September 29, 2011 — The Centers for Medicare and Medicaid Services (CMS) put a price tag on the much-discussed medical-home concept when it unveiled a plan yesterday to strengthen primary care through new test models for delivering and paying for services.
Physicians participating in the Comprehensive Primary Care Initiative (CPCI) will receive a monthly care-management fee on top of their usual Medicare fee-for-service reimbursements during a 4-year trial run. CMS will initially pay clinicians an average of $20 per Medicare beneficiary per month in the first 2 years. Actual payments will range from $8 to $40 per month because of risk-adjustments based on patients' claims histories and medical status. The agency also will adjust care-management fees up or down to reflect geographic differences in costs.
Richard Baron, MD, director of the Seamless Care Models Group at the CMS Innovation Center, said at a briefing today that the care-management fees are 40% to 50% more than Medicare invests now in primary care.
The care-management fee drops to $15 in the third and fourth years of the CPCI based on the CMS assumption that physicians will become more efficient in this work. In addition, the agency wants to "shift reliance to accountable forms of payment" such as shared savings, which kick in during year 2. Under a shared-savings arrangement, physicians attempt to come under budget in caring for a group of Medicare patients while meeting quality standards. If they succeed, they receive a slice of the savings.
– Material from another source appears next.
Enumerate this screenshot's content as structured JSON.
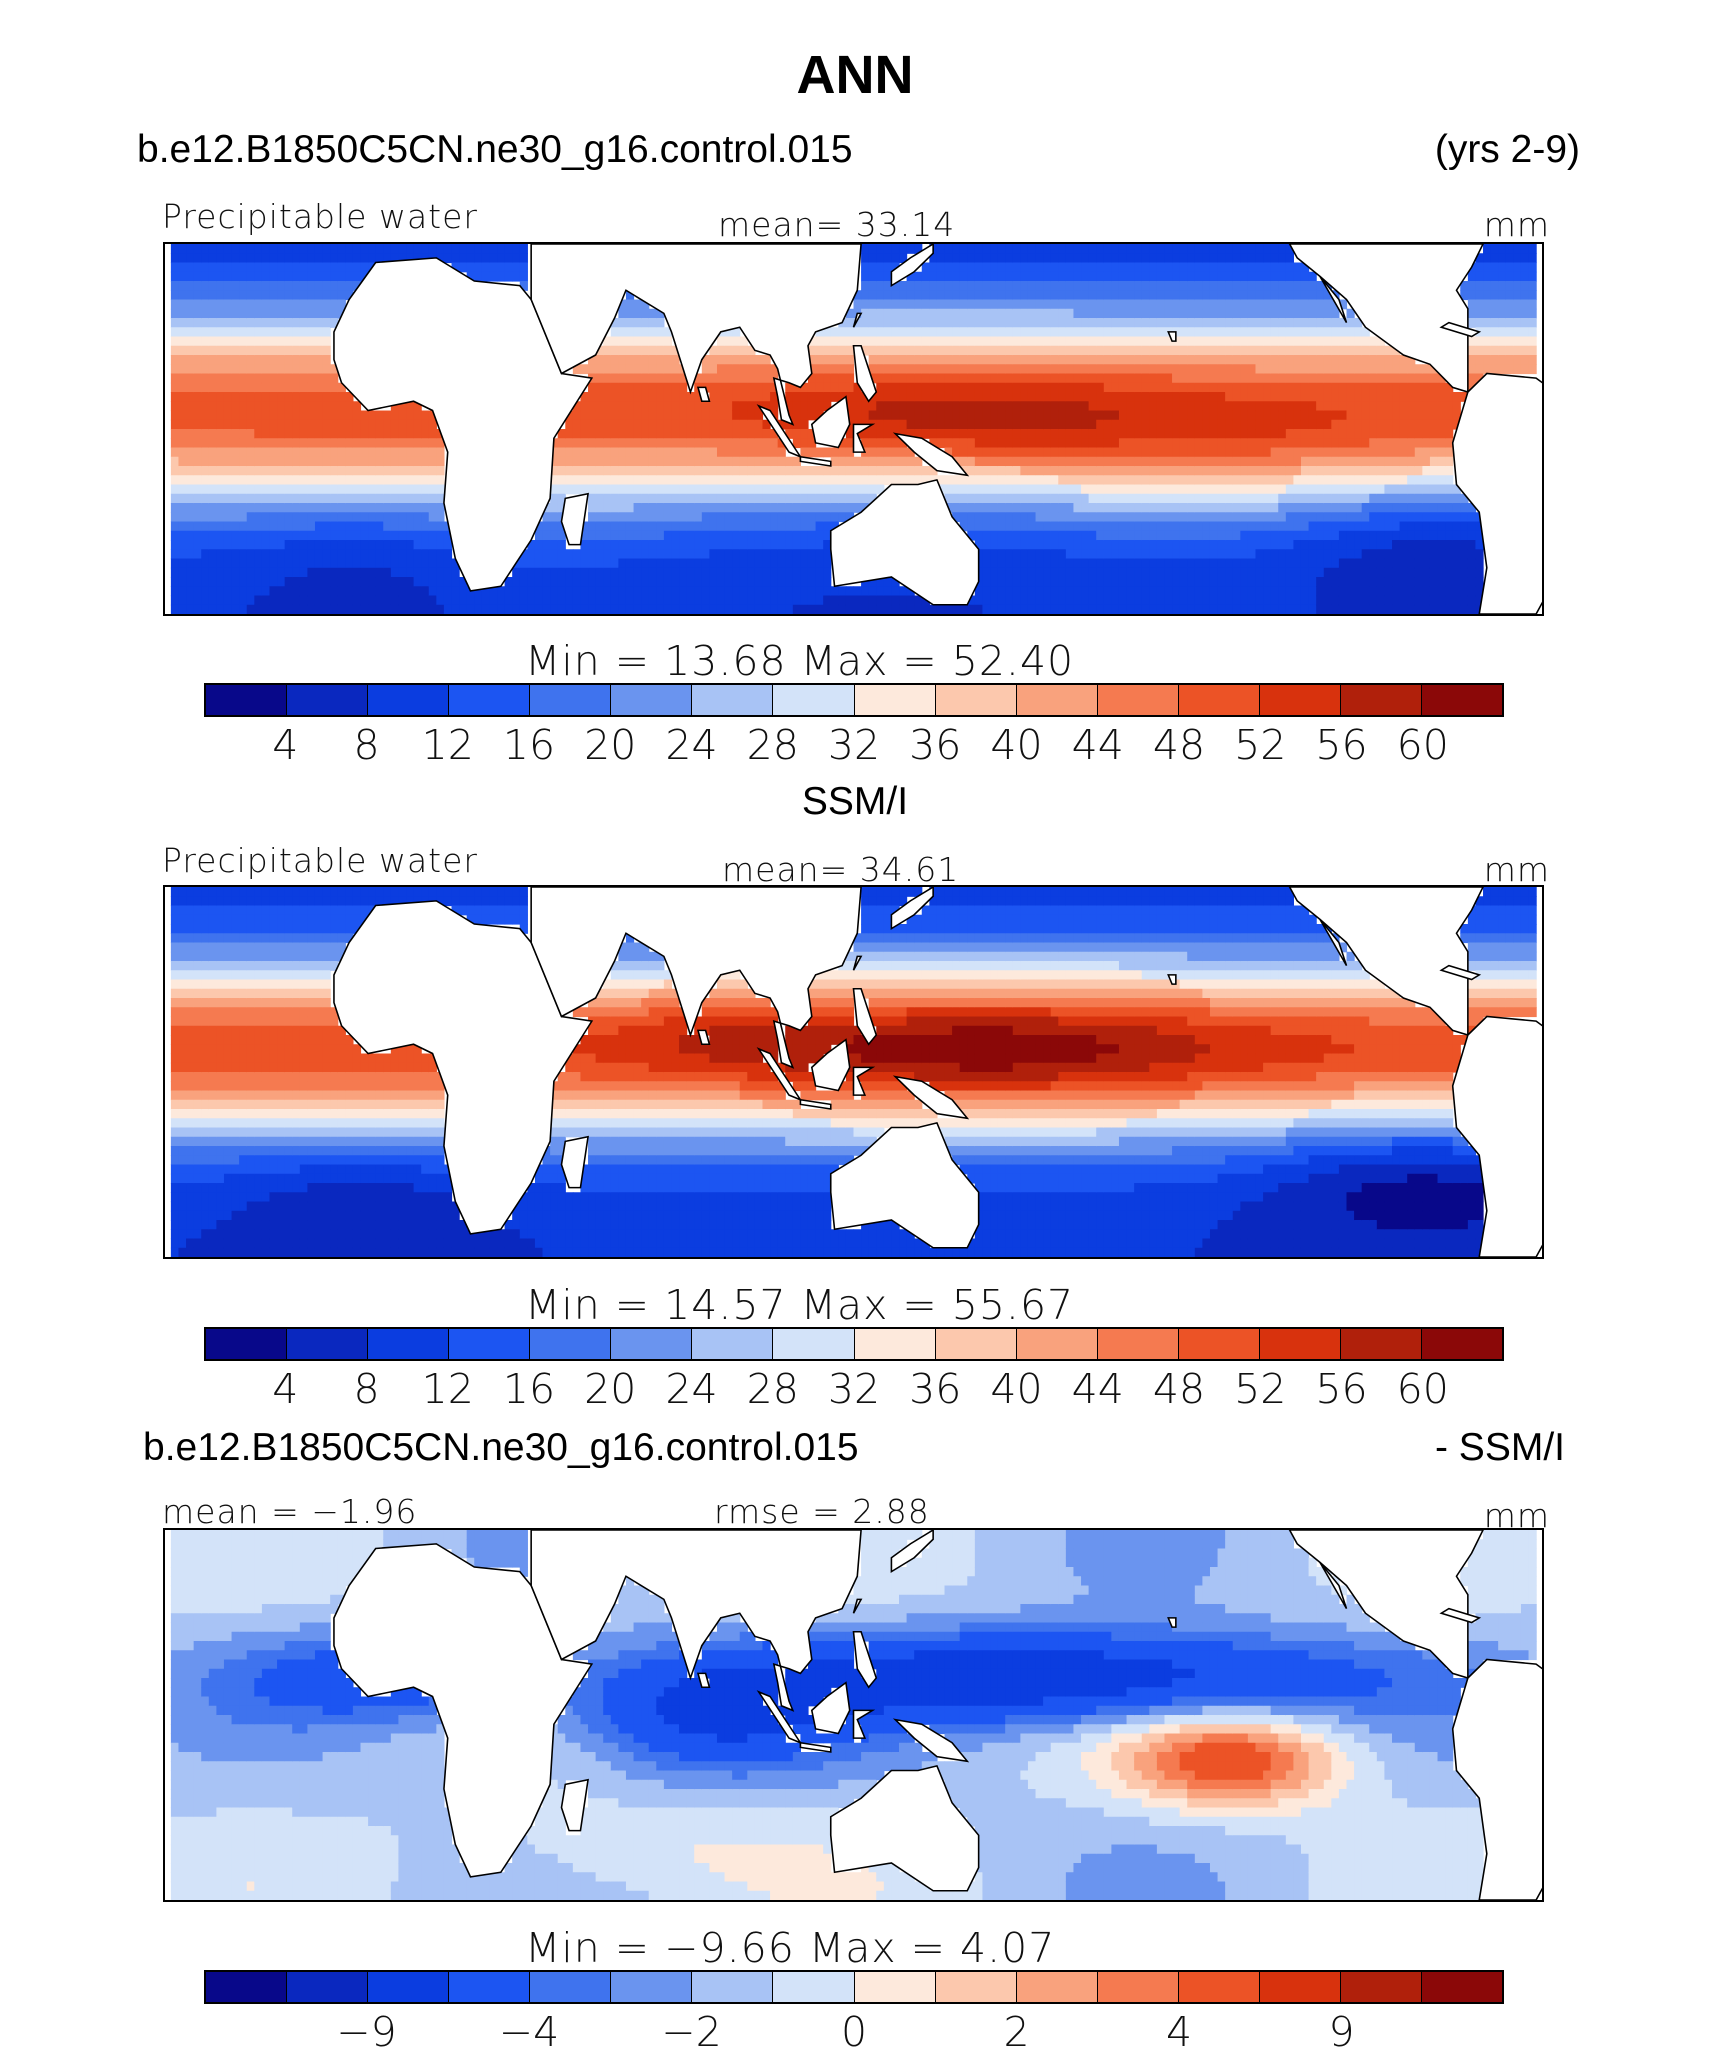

Private Insurers Needed to Make Plan Work
CMS states that the CPCI, an outgrowth of healthcare reform, builds on and extends the patient-centered medical-home concept that many primary care physicians view as the salvation of their specialty. In this delivery model, primary care physicians are financially rewarded for care-management chores — such as talking to a patient's family members or managing specialty referrals — that typically go unreimbursed in traditional fee-for-service Medicare. Medical homes emphasize prevention, patient and caregiver engagement, continuity of care, easy access, and the use of electronic health record (EHR) software to help make it all happen.
CMS is inviting private insurers to participate in the CPCI as well and either pay care-management fees to physicians or support them with embedded care managers, health educators, or pharmacists. Getting these insurers to sign up is critical for the initiative's success, according to the agency. Medicare alone cannot motivate physicians to switch to a new care model.
"Having a majority of a practice's payers supporting enhanced primary care will ensure that a practice can implement a more consistent and comprehensive approach to treating patients," the agency stated in a solicitation for insurers to apply. "Without that majority, practices risk not having enough sustained support to provide the services we are seeking."
Private insurers have until January 17, 2012, to submit an application to participate. CMS will then choose insurers in 5 to 7 markets and recruit 75 primary care practices in each one to come aboard. The agency expects to begin selecting the practices by the spring of 2012 and start paying them under CPCI by the summer.
"We believe that participating practices, depending on the degree of (private) insurance participation, may see a 30% to 50% increase in their gross revenue," said Dr. Baron. The boost in pay, he said, will enable them to invest in the staffing and information technology needed for this "new business model of primary care."
CMS Innovation Center Director Richard Gilfillan, MD, added today that by giving primary care physicians more time and resources to care for patients, healthcare costs will eventually stabilize, patients will be healthier and happier, "and doctors will be more fulfilled."